In today’s tech ecosystem, the death of SaaS looms ahead as AI tools become more prevalent in organizational workflows. SaaS is not dying though. It is changing to integrate better with AI, fintech, healthcare, and underserved sectors such as the industrial industry and the Department of Defense.
What are the biggest trends impacting SaaS today?
The biggest SaaS market trends are AI enablement, moving SaaS to underserved verticals, and the convergence of SaaS and fintech.
How can startups leverage AI in their SaaS models?
Startups can leverage AI in their SaaS models to enhance functionality, optimize processes, and create competitive advantages. Here are several ways AI can be effectively integrated into SaaS offerings:
1. Automating Repetitive Tasks
AI can handle mundane and repetitive tasks, freeing up time for teams to focus on more strategic activities.

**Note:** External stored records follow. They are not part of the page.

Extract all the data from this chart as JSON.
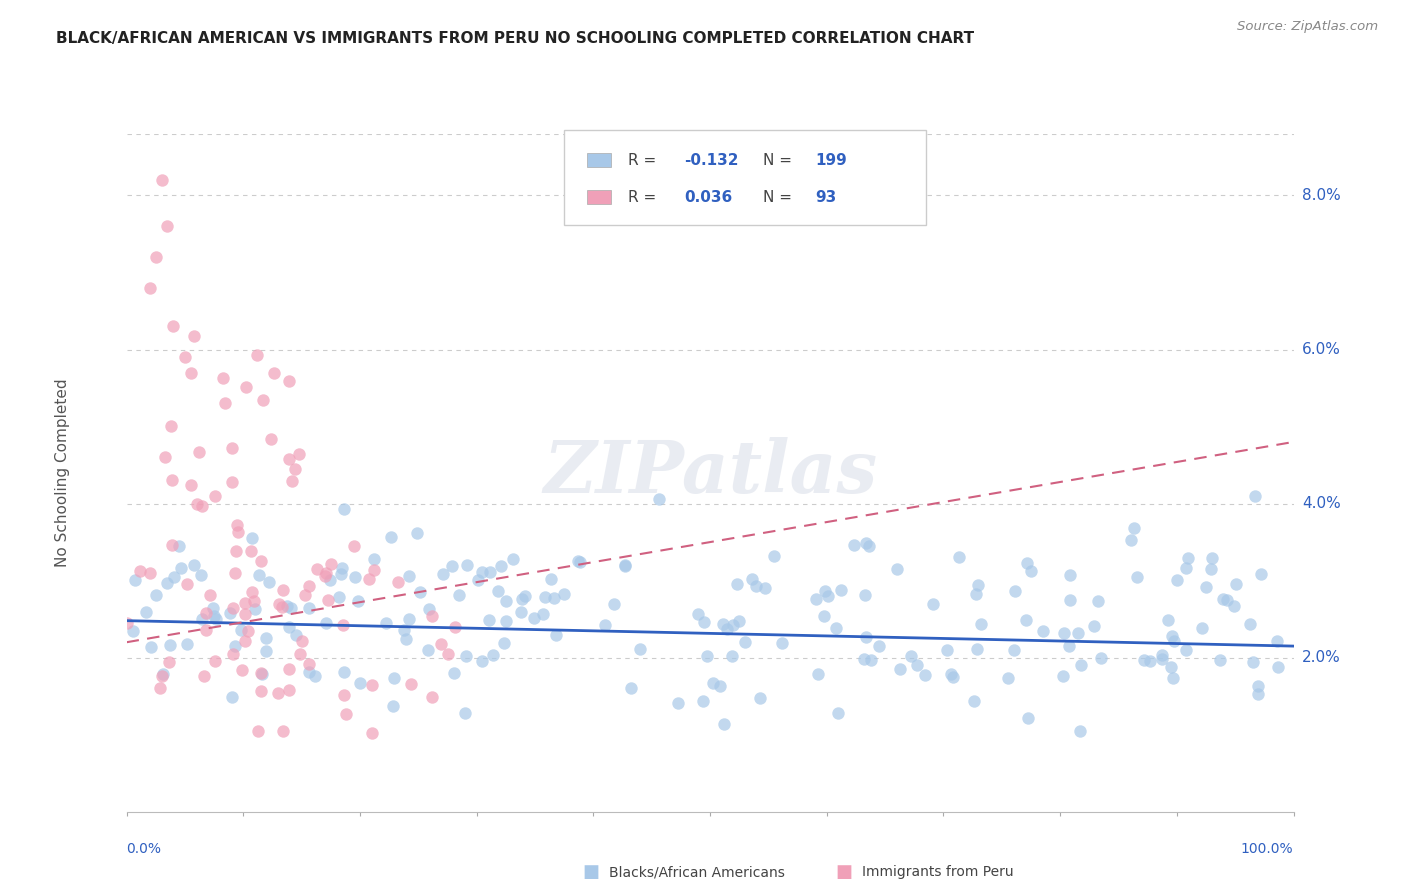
{
  "title": "BLACK/AFRICAN AMERICAN VS IMMIGRANTS FROM PERU NO SCHOOLING COMPLETED CORRELATION CHART",
  "source": "Source: ZipAtlas.com",
  "ylabel": "No Schooling Completed",
  "ytick_labels": [
    "2.0%",
    "4.0%",
    "6.0%",
    "8.0%"
  ],
  "ytick_values": [
    0.02,
    0.04,
    0.06,
    0.08
  ],
  "xlim": [
    0.0,
    1.0
  ],
  "ylim": [
    0.0,
    0.088
  ],
  "y_top_line": 0.088,
  "blue_R": "-0.132",
  "blue_N": "199",
  "pink_R": "0.036",
  "pink_N": "93",
  "blue_color": "#a8c8e8",
  "pink_color": "#f0a0b8",
  "blue_line_color": "#3060c0",
  "pink_line_color": "#d06080",
  "text_color": "#3060c0",
  "label_color": "#555555",
  "grid_color": "#cccccc",
  "watermark": "ZIPatlas",
  "legend_label_blue": "Blacks/African Americans",
  "legend_label_pink": "Immigrants from Peru",
  "blue_line_x0": 0.0,
  "blue_line_y0": 0.0248,
  "blue_line_x1": 1.0,
  "blue_line_y1": 0.0215,
  "pink_line_x0": 0.0,
  "pink_line_y0": 0.022,
  "pink_line_x1": 1.0,
  "pink_line_y1": 0.048
}
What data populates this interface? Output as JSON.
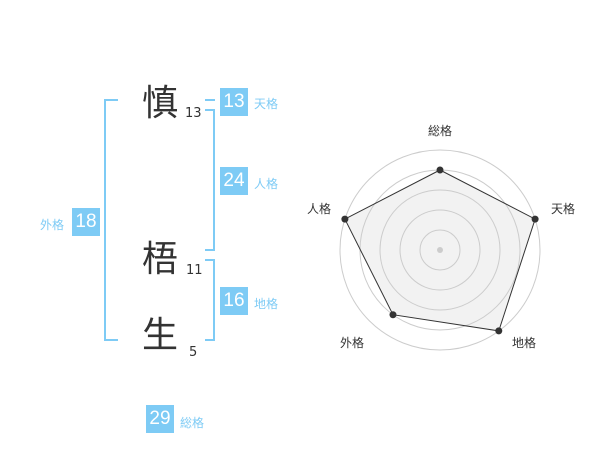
{
  "name": {
    "characters": [
      {
        "char": "慎",
        "strokes": "13"
      },
      {
        "char": "梧",
        "strokes": "11"
      },
      {
        "char": "生",
        "strokes": "5"
      }
    ]
  },
  "kaku": {
    "tenkaku": {
      "label": "天格",
      "value": "13"
    },
    "jinkaku": {
      "label": "人格",
      "value": "24"
    },
    "chikaku": {
      "label": "地格",
      "value": "16"
    },
    "gaikaku": {
      "label": "外格",
      "value": "18"
    },
    "soukaku": {
      "label": "総格",
      "value": "29"
    }
  },
  "colors": {
    "accent": "#7ecbf5",
    "text": "#333333",
    "fill": "#f2f2f2",
    "ring": "#cccccc"
  },
  "chart_data": {
    "type": "radar",
    "categories": [
      "総格",
      "天格",
      "地格",
      "外格",
      "人格"
    ],
    "values": [
      4,
      5,
      5,
      4,
      5
    ],
    "range": [
      0,
      5
    ],
    "rings": 5
  }
}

2. Personalizing User Experiences
AI algorithms can analyze user behavior and preferences to offer tailored experiences. In SaaS products, this could mean personalizing content recommendations, customizing dashboard views, or adjusting user interfaces based on individual usage patterns.

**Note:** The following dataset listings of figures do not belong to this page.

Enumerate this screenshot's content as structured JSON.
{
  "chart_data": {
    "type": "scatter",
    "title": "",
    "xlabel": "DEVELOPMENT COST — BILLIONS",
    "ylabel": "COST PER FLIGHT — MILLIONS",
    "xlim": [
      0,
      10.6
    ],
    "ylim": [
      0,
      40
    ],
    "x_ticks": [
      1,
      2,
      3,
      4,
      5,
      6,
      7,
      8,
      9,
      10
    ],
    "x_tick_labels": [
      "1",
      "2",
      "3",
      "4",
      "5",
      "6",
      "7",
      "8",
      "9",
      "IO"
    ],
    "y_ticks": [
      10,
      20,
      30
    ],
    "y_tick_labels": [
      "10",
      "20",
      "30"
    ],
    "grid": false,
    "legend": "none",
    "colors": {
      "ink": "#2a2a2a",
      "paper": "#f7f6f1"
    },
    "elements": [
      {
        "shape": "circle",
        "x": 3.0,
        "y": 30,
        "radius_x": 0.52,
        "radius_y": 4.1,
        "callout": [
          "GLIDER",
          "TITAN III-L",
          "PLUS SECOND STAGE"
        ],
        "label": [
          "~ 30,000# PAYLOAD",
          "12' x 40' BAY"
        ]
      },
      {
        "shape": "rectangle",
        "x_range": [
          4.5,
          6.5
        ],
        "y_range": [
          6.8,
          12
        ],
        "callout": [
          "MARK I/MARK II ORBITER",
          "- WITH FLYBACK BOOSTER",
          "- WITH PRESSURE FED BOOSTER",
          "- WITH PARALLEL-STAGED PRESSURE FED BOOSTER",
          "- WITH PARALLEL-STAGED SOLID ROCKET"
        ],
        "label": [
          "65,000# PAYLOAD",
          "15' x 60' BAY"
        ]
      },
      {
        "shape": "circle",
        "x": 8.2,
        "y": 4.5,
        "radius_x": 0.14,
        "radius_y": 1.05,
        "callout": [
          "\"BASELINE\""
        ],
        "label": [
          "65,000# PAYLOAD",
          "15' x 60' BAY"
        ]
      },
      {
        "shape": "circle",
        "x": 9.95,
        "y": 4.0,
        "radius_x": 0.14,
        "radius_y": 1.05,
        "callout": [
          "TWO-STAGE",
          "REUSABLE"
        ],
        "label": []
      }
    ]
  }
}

3. Enhancing Data Analytics and Insights
AI can process large volumes of data much faster than traditional methods, providing more accurate insights and predictive analytics. Startups can use AI-driven analytics to forecast customer behavior, detect anomalies, and identify trends.

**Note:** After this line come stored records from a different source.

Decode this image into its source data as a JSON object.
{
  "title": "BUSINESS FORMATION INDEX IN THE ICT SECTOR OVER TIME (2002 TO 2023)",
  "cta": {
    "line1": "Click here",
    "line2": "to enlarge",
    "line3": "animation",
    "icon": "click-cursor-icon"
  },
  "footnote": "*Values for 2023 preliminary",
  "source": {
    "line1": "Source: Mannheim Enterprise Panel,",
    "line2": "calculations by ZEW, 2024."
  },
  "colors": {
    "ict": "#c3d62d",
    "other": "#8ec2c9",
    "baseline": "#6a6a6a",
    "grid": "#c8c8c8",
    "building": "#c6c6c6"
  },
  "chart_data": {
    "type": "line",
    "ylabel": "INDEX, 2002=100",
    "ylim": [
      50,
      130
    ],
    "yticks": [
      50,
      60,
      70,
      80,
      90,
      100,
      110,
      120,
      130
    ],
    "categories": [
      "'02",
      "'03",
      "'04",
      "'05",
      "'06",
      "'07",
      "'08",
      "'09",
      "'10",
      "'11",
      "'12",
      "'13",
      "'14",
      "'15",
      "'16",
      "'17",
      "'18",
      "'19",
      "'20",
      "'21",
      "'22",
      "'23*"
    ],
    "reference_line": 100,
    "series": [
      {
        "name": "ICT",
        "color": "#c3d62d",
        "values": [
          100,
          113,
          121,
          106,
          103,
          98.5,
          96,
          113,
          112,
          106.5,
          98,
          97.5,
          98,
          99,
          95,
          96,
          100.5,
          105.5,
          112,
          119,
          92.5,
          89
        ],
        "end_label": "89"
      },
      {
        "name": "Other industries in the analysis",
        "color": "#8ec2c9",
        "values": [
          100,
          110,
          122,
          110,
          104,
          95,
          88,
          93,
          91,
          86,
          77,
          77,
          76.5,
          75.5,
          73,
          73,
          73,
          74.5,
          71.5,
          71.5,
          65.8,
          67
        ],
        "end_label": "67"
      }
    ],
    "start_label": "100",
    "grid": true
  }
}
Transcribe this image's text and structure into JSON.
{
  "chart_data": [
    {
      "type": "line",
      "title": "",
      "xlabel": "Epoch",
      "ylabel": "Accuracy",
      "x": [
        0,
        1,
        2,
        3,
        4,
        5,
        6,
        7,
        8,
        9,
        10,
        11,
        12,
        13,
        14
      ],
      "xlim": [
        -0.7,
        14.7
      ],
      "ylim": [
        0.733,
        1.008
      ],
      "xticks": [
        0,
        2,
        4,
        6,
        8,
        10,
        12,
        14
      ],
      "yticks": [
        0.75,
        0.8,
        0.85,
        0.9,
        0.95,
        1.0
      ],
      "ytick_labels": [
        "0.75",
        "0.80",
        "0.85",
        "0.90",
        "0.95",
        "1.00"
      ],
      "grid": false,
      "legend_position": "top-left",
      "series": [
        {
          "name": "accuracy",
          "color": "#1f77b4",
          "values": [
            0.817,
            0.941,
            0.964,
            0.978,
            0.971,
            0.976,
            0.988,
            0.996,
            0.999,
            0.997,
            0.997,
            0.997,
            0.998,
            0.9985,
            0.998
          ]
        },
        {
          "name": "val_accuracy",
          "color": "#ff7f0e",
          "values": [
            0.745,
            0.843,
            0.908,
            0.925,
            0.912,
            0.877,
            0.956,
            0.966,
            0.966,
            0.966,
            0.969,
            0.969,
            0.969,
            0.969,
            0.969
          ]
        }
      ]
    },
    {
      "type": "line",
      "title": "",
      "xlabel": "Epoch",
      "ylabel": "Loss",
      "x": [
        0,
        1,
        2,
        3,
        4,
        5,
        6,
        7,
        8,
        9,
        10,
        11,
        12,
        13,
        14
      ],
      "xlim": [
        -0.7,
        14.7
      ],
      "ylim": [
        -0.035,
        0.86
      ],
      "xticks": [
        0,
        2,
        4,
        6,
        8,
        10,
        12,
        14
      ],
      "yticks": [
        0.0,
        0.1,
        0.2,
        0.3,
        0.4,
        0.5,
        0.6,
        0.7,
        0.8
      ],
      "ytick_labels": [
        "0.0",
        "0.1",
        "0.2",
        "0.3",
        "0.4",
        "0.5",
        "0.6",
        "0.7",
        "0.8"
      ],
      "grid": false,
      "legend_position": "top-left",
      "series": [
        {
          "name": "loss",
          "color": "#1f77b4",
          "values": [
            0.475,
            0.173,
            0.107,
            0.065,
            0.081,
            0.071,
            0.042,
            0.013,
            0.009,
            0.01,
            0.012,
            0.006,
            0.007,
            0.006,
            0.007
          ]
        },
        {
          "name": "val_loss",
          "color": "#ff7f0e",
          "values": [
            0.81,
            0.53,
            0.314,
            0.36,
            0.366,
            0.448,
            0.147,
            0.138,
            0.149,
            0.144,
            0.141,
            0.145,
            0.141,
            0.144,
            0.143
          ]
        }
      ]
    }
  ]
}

4. Automating Customer Support and Engagement
AI-powered chatbots and virtual assistants can enhance customer support by resolving common queries, directing customers to relevant resources, or even predicting issues before they arise. This reduces the load on support teams while providing timely and consistent customer service.
What are the risks of building a SaaS company today?
Building a SaaS company today presents unique risks that entrepreneurs need to navigate carefully. Here are some of the key risks and challenges:
1. Market Saturation
SaaS market trends show that the industry has become highly competitive, with many companies offering similar solutions.
2. Customer Acquisition Costs (CAC)
With increased competition, the cost of acquiring customers has risen significantly. Paid marketing, sales resources, and promotional efforts can quickly drain budgets, making it essential to optimize CAC.
3. Churn and Retention Challenges
SaaS market trends show that customer churn remains a major issue for SaaS companies, as subscription-based models rely on consistent revenue streams. If users don't see ongoing value, they may cancel their subscriptions, leading to revenue loss.
4. Pricing Pressure
The SaaS market is known for price sensitivity. Competitors may lower prices to attract customers, forcing companies to match or reduce their own pricing, which can impact profitability.
5. Data Security and Compliance
SaaS companies often handle sensitive customer data, which brings significant legal and regulatory requirements. Ensuring compliance with data protection regulations (e.g., GDPR, CCPA) and safeguarding against data breaches is critical.